En diálogo con Contexto, el economista Martín Pollera explicó que, lejos de haber pasado, “lo peor está por venir”, y analizó: “Las razones que llevaron al dólar de 20 a 28 pesos no desaparecieron, por el contrario, ese escenario sigue e incluso se agravó”.

“Muchos de nosotros veníamos advirtiendo que la estabilidad que mostraba el dólar oscilando entre los 28 y los 28,50 era artificial porque se iban perdiendo entre 110 y 350 millones de dólares de reservas por día y eso no es sostenible en el tiempo”, sostuvo.

El viernes, las reservas internacionales finalizaron 646 millones de dólares abajo del cierre del jueves.

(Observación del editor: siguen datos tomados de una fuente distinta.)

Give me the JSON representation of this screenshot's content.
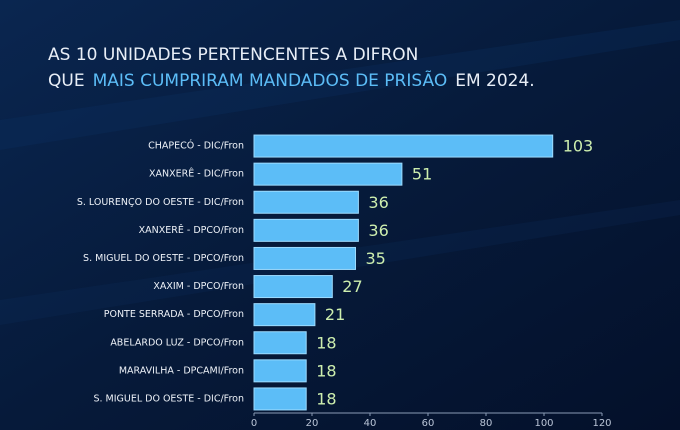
{
  "chart_data": {
    "type": "hbar",
    "title": {
      "line1": "AS 10 UNIDADES PERTENCENTES A DIFRON",
      "line2_start": "QUE",
      "line2_highlight": "MAIS CUMPRIRAM MANDADOS DE PRISÃO",
      "line2_end": "EM 2024."
    },
    "categories": [
      "CHAPECÓ - DIC/Fron",
      "XANXERÊ - DIC/Fron",
      "S. LOURENÇO DO OESTE - DIC/Fron",
      "XANXERÊ - DPCO/Fron",
      "S. MIGUEL DO OESTE - DPCO/Fron",
      "XAXIM - DPCO/Fron",
      "PONTE SERRADA - DPCO/Fron",
      "ABELARDO LUZ - DPCO/Fron",
      "MARAVILHA - DPCAMI/Fron",
      "S. MIGUEL DO OESTE - DIC/Fron"
    ],
    "values": [
      103,
      51,
      36,
      36,
      35,
      27,
      21,
      18,
      18,
      18
    ],
    "color": "#5cbdf7",
    "xlim": [
      0,
      120
    ],
    "xticks": [
      0,
      20,
      40,
      60,
      80,
      100,
      120
    ]
  }
}
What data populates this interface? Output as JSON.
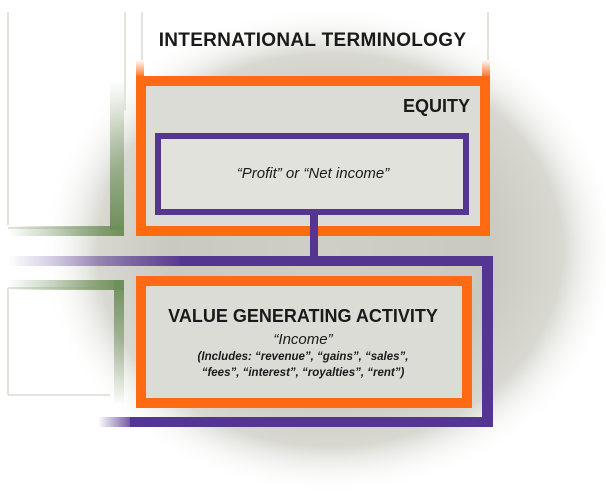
{
  "diagram": {
    "title": "INTERNATIONAL TERMINOLOGY",
    "equity_label": "EQUITY",
    "profit_label": "“Profit”  or  “Net income”",
    "activity_label": "VALUE GENERATING ACTIVITY",
    "income_label": "“Income”",
    "includes_line1": "(Includes: “revenue”, “gains”, “sales”,",
    "includes_line2": "“fees”, “interest”, “royalties”, “rent”)"
  },
  "colors": {
    "orange": "#ff6a13",
    "purple": "#54358f",
    "green": "#6e8f5a",
    "panel": "#dcdcd6",
    "inner_panel": "#e2e2dc"
  }
}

Una pérdida que se asemeja a los niveles que perdía diariamente en los peores momentos de la corrida cambiaria de los meses anteriores.

“La mirada del presidente de que el mundo reconoce las cosas que estamos haciendo es al revés: no hay un sólo inversor internacional que se anime a poner plata en Argentina, es todo lo contrario, se profundiza la fuga y los 50.000 millones del FMI no van a alcanzar”, analizó Pollera, y agregó: “Estamos en una situación que es grave, pero creo que lo peor todavía no llegó”.

Uno de los logros que había conseguido el gobierno desde que asumió y acordó el pago a los fondos buitre fue el grifo de la deuda que, hasta que comenzó la “tormenta”, era lo que le permitía soslayar los desajustes económicos en el frente externo y la fuga récord. La falta de dólares generados genuinamente, con una sequía que ayuda a agravar el déficit comercial, se potencia con el fin del ciclo vicioso de la deuda.

El jueves, mientras la divisa trepaba, el Riesgo País tocó el pico máximo durante la gestión de Macri y se ubicó en niveles de febrero de 2015.

“La mirada del presidente de que el mundo reconoce las cosas que estamos haciendo es al revés: no hay un sólo inversor internacional que se anime a poner plata en Argentina”

Otro de los aspectos destacados de la jornada fue la reacción de los principales medios de comunicación a la hora de buscar explicaciones a un fenómeno que, se sabía, volvería a suceder. Esta vez, los motivos fueron más creativos: desde un “empujón” por parte de la devaluación de la lira turca, pasando por el “efecto cuadernos”, hasta la genialidad de la señal TN del grupo Clarín: “Un tuit de Donald Trump hace subir al dólar y provoca el derrumbe del peso”.

Durante la mañana del viernes, el presidente norteamericano había anunciado en la red social que su país aumentaría los aranceles de productos importados de Turquía, lo que derivó en la depreciación de la lira turca y, según TN, el derrumbe del peso.